SAKLI ACILAR... Cesaretimi toplayıp Cuma akşamı 'Hatırla Sevgili'yi izlemeye koyuldum. İlk şoku Deniz'in ölümüyle yaşadım. Bir diziyi bu kadar uzun süre izleyince, insan ailesinden birini kaybetmiş gibi hissediyor. Hele ki ölümün soğuk yüzünü tanıyorsanız, geride bıraktığınız bütün acılar saklandıkları kuytu köşelerden çıkıp geliyor.
Göz pınarlarınıza dolan yaşları ne kadar geriye itmeye çalışsanız da, bir kere akmaya karar verdiler mi durmuyorlar. Dizinin oyuncularını değil eleştirecek bir kelime bulmak, nasıl öveceğimi bilemiyorum inanın.

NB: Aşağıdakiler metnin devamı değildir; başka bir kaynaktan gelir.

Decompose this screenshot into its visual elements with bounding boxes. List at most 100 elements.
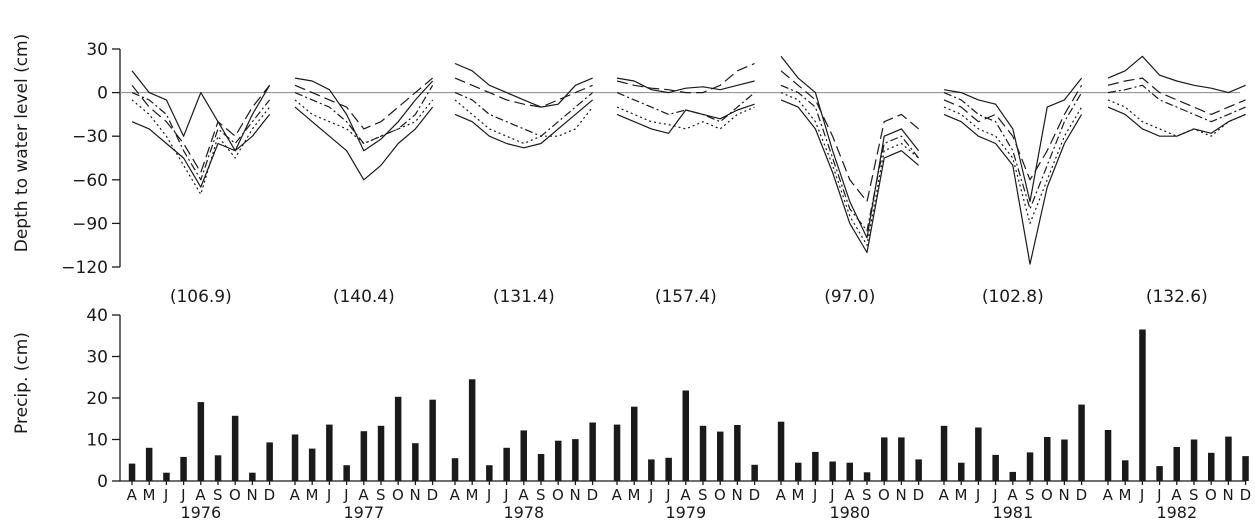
annual-total-1977: (140.4) — [333, 287, 395, 307]
year-label-1976: 1976 — [180, 503, 221, 522]
precip-bar-1976-6 — [214, 455, 222, 481]
water-level-line-5-1982 — [1107, 106, 1246, 137]
month-label: M — [954, 486, 967, 504]
precip-bar-1978-1 — [451, 458, 459, 481]
water-level-line-5-1979 — [616, 103, 755, 134]
precip-bar-1982-8 — [1225, 436, 1232, 481]
month-label: J — [1156, 486, 1162, 504]
month-label: D — [587, 486, 599, 504]
month-label: M — [142, 486, 155, 504]
water-level-tick-label: −60 — [72, 171, 108, 191]
precip-bar-1982-3 — [1139, 329, 1146, 481]
precip-bar-1980-9 — [915, 459, 922, 481]
annual-total-1980: (97.0) — [824, 287, 875, 307]
precip-bar-1976-2 — [145, 447, 153, 481]
precip-bar-1980-6 — [863, 472, 871, 481]
precip-bar-1981-9 — [1078, 404, 1085, 481]
month-label: A — [1103, 486, 1114, 504]
month-label: D — [913, 486, 925, 504]
water-level-tick-label: −90 — [72, 214, 108, 234]
month-label: N — [247, 486, 259, 504]
month-label: S — [862, 486, 872, 504]
month-label: J — [992, 486, 998, 504]
precip-bar-1977-7 — [394, 396, 402, 481]
water-level-line-4-1976 — [131, 99, 271, 195]
precip-bar-1980-2 — [795, 462, 802, 481]
month-label: J — [812, 486, 818, 504]
precip-bar-1979-2 — [631, 406, 638, 481]
month-label: J — [343, 486, 349, 504]
month-label: D — [427, 486, 439, 504]
water-level-line-3-1976 — [131, 92, 271, 181]
water-level-tick-label: −120 — [61, 258, 108, 278]
water-level-line-1-1981 — [943, 77, 1083, 203]
water-level-line-2-1981 — [943, 84, 1083, 181]
month-label: A — [844, 486, 855, 504]
water-level-line-4-1980 — [780, 92, 919, 246]
month-label: J — [1139, 486, 1145, 504]
precip-y-axis-label: Precip. (cm) — [12, 332, 32, 434]
precip-bar-1979-4 — [665, 457, 672, 481]
month-label: A — [1171, 486, 1182, 504]
month-label: N — [732, 486, 744, 504]
precip-bar-1978-7 — [555, 440, 562, 481]
month-label: O — [1205, 486, 1217, 504]
precip-bar-1981-3 — [975, 427, 982, 481]
month-label: A — [612, 486, 623, 504]
year-label-1978: 1978 — [503, 503, 544, 522]
precip-bar-1978-2 — [468, 379, 476, 481]
month-label: D — [1240, 486, 1252, 504]
water-level-line-4-1978 — [454, 99, 594, 145]
water-level-line-1-1978 — [454, 62, 593, 108]
precip-tick-label: 40 — [86, 306, 108, 326]
precip-bar-1976-7 — [231, 415, 239, 481]
water-level-line-3-1977 — [294, 84, 434, 145]
water-level-line-1-1979 — [616, 77, 755, 94]
month-label: A — [1007, 486, 1018, 504]
month-label: J — [665, 486, 671, 504]
annual-total-1976: (106.9) — [170, 287, 232, 307]
month-label: N — [410, 486, 422, 504]
month-label: J — [163, 486, 169, 504]
month-label: O — [229, 486, 241, 504]
water-level-line-1-1980 — [780, 55, 920, 239]
month-label: A — [776, 486, 787, 504]
year-label-1979: 1979 — [665, 503, 706, 522]
month-label: A — [358, 486, 369, 504]
water-level-line-5-1977 — [294, 106, 434, 181]
precip-tick-label: 10 — [86, 431, 108, 451]
month-label: O — [1041, 486, 1053, 504]
precip-bar-1976-3 — [163, 472, 170, 481]
precip-bar-1979-5 — [682, 390, 689, 481]
precip-bar-1979-8 — [734, 425, 741, 481]
precip-bars — [128, 329, 1249, 482]
month-label: D — [749, 486, 761, 504]
water-level-line-3-1979 — [616, 92, 755, 123]
precip-bar-1979-3 — [648, 459, 655, 481]
water-level-line-2-1977 — [294, 77, 433, 130]
month-label: A — [450, 486, 461, 504]
precip-bar-1977-2 — [308, 448, 316, 481]
precip-tick-label: 30 — [86, 348, 108, 368]
month-label: O — [392, 486, 404, 504]
precip-bar-1982-5 — [1173, 447, 1180, 481]
year-label-1981: 1981 — [992, 503, 1033, 522]
month-label: N — [1223, 486, 1235, 504]
precip-bar-1982-1 — [1104, 430, 1112, 481]
precip-bar-1979-1 — [613, 424, 621, 481]
month-label: S — [698, 486, 708, 504]
precip-tick-label: 20 — [86, 389, 108, 409]
month-label: S — [376, 486, 386, 504]
month-label: S — [1025, 486, 1035, 504]
water-level-line-5-1978 — [454, 99, 593, 149]
water-level-line-4-1981 — [943, 106, 1083, 224]
precip-bar-1977-8 — [412, 443, 419, 481]
precip-tick-label: 0 — [97, 472, 108, 492]
precip-bar-1980-5 — [846, 462, 853, 481]
water-level-lines — [131, 55, 1246, 265]
water-level-line-3-1978 — [454, 92, 593, 137]
precip-bar-1977-9 — [429, 399, 436, 481]
precip-bar-1977-6 — [377, 425, 385, 481]
month-label: N — [570, 486, 582, 504]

Geçmişin izlerini adım adım takip eden dizi, bizi hiçbir zaman sıkmadı.
Hatta belgesel ve kurgu birbirinin içine öylesine geçti ve senaristler objektif tavırlarını o kadar korumaya çalıştı ki, okullarda bile gösterilebilecek bir yapım armağan edildi Türkiye'ye...
CESURCA VE ÖZENLİ Bunlar işin güzel yanları tabii... Ama ne yazık ki, yaşananları değiştirmiyor. Her anını boğazımda bir düğümle izlediğim bölümde, sonuçta ne olacağını çok iyi bilsem de şaşırmak istedim. Kafamdaki düşünce üç gencin neden ölüme yürüdüğü değildi. Yani bu gençlerin fikirleri, siyasi görüşleri değildi beni bu kadar üzen. Genç olmaları, gerçekten fidan olmalarıydı. Benzer gözyaşlarını Adnan Menderes'in idam sahnelerinde de dökmüştüm. Çünkü sonuçta hepimiz insanız. Bir anne-babanın gözünün içine bakarak büyüttüğü, tırnağına toz değse kıyamadığı evlatlarız. Çünkü sonuçta hepimiz bu vatanı, bu toprağı sevdik. Seviyoruz... Gidiş yolumuz farklı olsa da, gönlümüzdeki sevda hep aynı!
Her taşını sevdiğim memleketimin, yüklendiği acıları izlemek bile zor geldi. Ama yine de bu kadar cesurca ve bu kadar özenle hazırlanan yapımı ayakta alkışlıyorum.